Rural, remote, and Indigenous communities are especially at risk. These areas tend to be geographically isolated, with limited resources and aging infrastructure. The team will work with local governments, Tribal Nations, and community members to develop user-friendly risk assessment tools, data visualization platforms, and training materials.
Resulting hazard-assessment tools will promote long-term resilience and an improved quality of life for people who live and work in the Great Lakes Region.
A unified Earth system approach will transform scientific insights and local knowledge into actionable solutions. Researchers and local residents will co-bridge the gap between advanced natural hazard science and community needs for resilience against coastal hazard impacts. The project will further scientific understanding of regional Earth systems and support solutions to natural hazard-related problems.
Focused on the Upper Peninsula of Michigan, this research employs a fully coupled atmosphere-land-lake modeling framework to investigate how feedback mechanisms among Earth system components shape local conditions. High-resolution climate simulations, spanning historical and future periods, will be used to quantify changes in weather patterns and the resulting impacts.

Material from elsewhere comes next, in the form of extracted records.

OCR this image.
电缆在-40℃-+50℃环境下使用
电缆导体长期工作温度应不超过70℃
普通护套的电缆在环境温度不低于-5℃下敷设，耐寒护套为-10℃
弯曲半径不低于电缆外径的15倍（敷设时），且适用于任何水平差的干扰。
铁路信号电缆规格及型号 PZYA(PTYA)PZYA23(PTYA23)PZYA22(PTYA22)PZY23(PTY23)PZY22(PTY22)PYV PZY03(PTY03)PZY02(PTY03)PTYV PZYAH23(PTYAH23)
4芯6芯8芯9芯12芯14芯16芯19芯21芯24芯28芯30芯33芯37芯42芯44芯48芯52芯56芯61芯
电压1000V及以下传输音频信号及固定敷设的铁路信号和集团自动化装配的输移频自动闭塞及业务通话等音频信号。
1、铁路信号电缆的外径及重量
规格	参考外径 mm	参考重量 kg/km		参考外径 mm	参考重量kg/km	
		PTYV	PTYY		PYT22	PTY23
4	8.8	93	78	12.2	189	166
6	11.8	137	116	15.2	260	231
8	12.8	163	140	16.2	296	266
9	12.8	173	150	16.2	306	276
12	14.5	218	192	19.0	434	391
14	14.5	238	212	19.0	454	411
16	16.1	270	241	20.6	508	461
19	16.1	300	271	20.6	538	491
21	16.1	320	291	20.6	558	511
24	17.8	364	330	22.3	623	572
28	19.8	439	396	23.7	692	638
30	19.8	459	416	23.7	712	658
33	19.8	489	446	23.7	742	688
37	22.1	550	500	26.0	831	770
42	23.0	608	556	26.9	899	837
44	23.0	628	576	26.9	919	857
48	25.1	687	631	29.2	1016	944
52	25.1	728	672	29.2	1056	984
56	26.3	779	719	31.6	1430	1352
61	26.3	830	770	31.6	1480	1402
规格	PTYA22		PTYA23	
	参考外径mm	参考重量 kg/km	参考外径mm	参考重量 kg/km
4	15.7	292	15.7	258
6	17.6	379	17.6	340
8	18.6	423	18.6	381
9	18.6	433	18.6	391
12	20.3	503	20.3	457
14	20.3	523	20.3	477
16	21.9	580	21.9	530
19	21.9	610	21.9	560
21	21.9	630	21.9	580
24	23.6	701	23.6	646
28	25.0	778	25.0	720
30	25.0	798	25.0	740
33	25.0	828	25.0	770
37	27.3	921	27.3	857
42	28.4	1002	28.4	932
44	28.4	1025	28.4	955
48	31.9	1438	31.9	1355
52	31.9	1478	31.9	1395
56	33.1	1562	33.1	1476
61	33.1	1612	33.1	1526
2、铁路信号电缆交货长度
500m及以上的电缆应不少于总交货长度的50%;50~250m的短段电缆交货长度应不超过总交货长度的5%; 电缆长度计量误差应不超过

The implications for community-level hazards will be examined using modeling and analysis. Hazard assessments will be integrated into the open-access Rural Hazard Resilience Tools platform, enabling stakeholders to visualize risks and plan adaptive strategies. The project engages local governments and residents throughout the process to identify barriers and challenges they face from extreme hazards, ensuring that scientific insights directly inform policies and local actions.
By bridging geosciences, engineering, and social science, this project provides a deeper understanding of regional Earth systems. It also provides practical, locally tailored solutions to enhance community resilience to natural hazard impacts.
This project is jointly funded by the Division of Research, Innovation, Synergies, and Education in the Directorate for Geosciences and the Office of Advanced Cyberinfrastructure through the National Discovery Cloud for Climate initiative.
This award reflects NSF's statutory mission and has been deemed worthy of support through evaluation using the Foundation's intellectual merit and broader impacts review criteria.